Judging by the time period, the occasion, and knowing it comes from my mother’s side of the family, our best guess is that this is a picture of Salvatore Maggio and Maria Grazia Mortillaro. They were married in 1890, at the end of the bustle period. Most people could not afford to buy new clothes when fashions changed, so it is not unusual for the bustle style to be lingering. Clothes were made to last then, and this dress could have been a hand-me-down as well. The man is wearing a typical Prince Albert coat of the period.
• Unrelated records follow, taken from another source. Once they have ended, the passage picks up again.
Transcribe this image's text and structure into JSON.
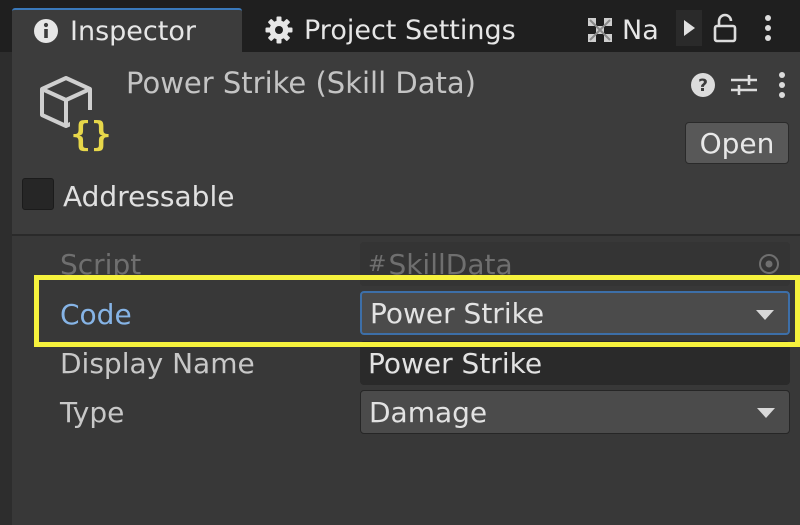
{
  "tabs": [
    {
      "label": "Inspector",
      "icon": "info-icon",
      "active": true
    },
    {
      "label": "Project Settings",
      "icon": "gear-icon",
      "active": false
    },
    {
      "label": "Na",
      "icon": "navigation-icon",
      "active": false
    }
  ],
  "tabbar_icons": [
    "triangle-right-icon",
    "lock-icon",
    "kebab-menu-icon"
  ],
  "header": {
    "title": "Power Strike (Skill Data)",
    "asset_icon": "scriptable-object-icon",
    "icons": [
      "help-icon",
      "preset-icon",
      "kebab-menu-icon"
    ],
    "open_label": "Open",
    "addressable_label": "Addressable",
    "addressable_checked": false
  },
  "properties": {
    "script": {
      "label": "Script",
      "value": "SkillData",
      "icon": "hash-icon",
      "disabled": true
    },
    "code": {
      "label": "Code",
      "value": "Power Strike",
      "kind": "dropdown",
      "focused": true
    },
    "display_name": {
      "label": "Display Name",
      "value": "Power Strike",
      "kind": "text"
    },
    "type": {
      "label": "Type",
      "value": "Damage",
      "kind": "dropdown"
    }
  },
  "colors": {
    "background": "#383838",
    "tabbar": "#1f1f1f",
    "focus_blue": "#3d6fa8",
    "highlight_yellow": "#f6f23d",
    "scriptable_icon_yellow": "#e7d74a"
  }
}
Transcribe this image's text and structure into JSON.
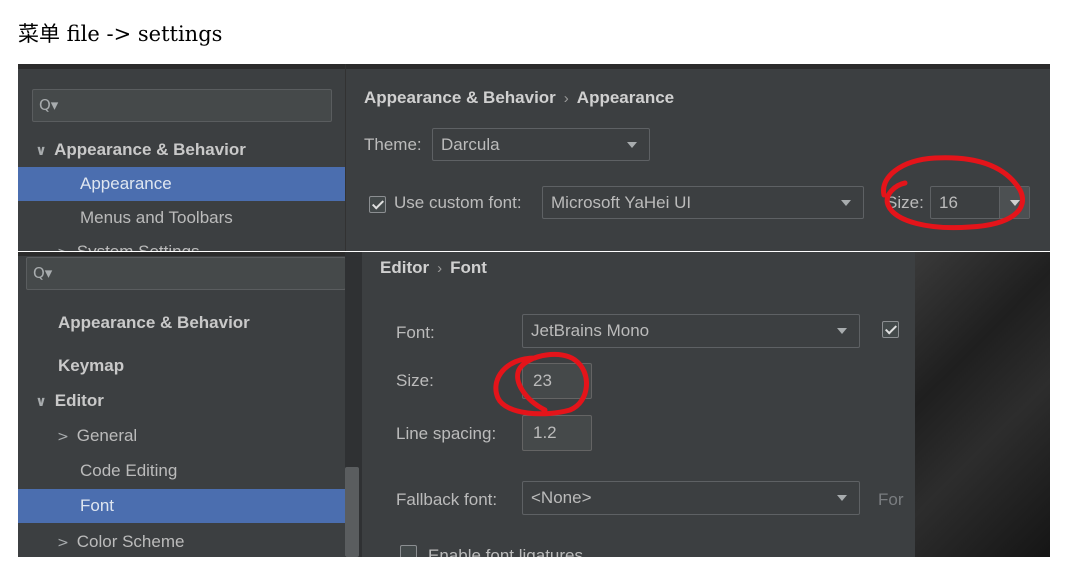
{
  "caption": "菜单  file -> settings",
  "panel1": {
    "search_glyph": "Q▾",
    "tree": [
      {
        "label": "Appearance & Behavior",
        "arrow": "∨"
      },
      {
        "label": "Appearance"
      },
      {
        "label": "Menus and Toolbars"
      },
      {
        "label": "System Settings",
        "arrow": ">"
      }
    ],
    "breadcrumb": {
      "parent": "Appearance & Behavior",
      "separator": "›",
      "current": "Appearance"
    },
    "theme": {
      "label": "Theme:",
      "value": "Darcula"
    },
    "custom_font": {
      "checked": true,
      "label": "Use custom font:",
      "value": "Microsoft YaHei UI"
    },
    "size": {
      "label": "Size:",
      "value": "16"
    }
  },
  "panel2": {
    "search_glyph": "Q▾",
    "tree": [
      {
        "label": "Appearance & Behavior"
      },
      {
        "label": "Keymap"
      },
      {
        "label": "Editor",
        "arrow": "∨"
      },
      {
        "label": "General",
        "arrow": ">"
      },
      {
        "label": "Code Editing"
      },
      {
        "label": "Font"
      },
      {
        "label": "Color Scheme",
        "arrow": ">"
      }
    ],
    "breadcrumb": {
      "parent": "Editor",
      "separator": "›",
      "current": "Font"
    },
    "font": {
      "label": "Font:",
      "value": "JetBrains Mono"
    },
    "size": {
      "label": "Size:",
      "value": "23"
    },
    "line_spacing": {
      "label": "Line spacing:",
      "value": "1.2"
    },
    "fallback_font": {
      "label": "Fallback font:",
      "value": "<None>",
      "note": "For"
    },
    "ligatures": {
      "label": "Enable font ligatures",
      "checked": false
    }
  },
  "colors": {
    "annotation": "#e4141a",
    "selection": "#4b6eaf",
    "panel_bg": "#3c3f41"
  }
}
Salvatore Maggio (1866-1928) and Maria (1872-1913) were both born in Italy. They were married in 1890, most likely while still living there, had their first child, then immigrated to Baltimore, MD (though it is possible they immigrated first, then married; the details are a but hazy here). Salvatore was a cobbler and then the owner of a confectionery shop while Maria was a homemaker. Together they had seven children, six of which were girls.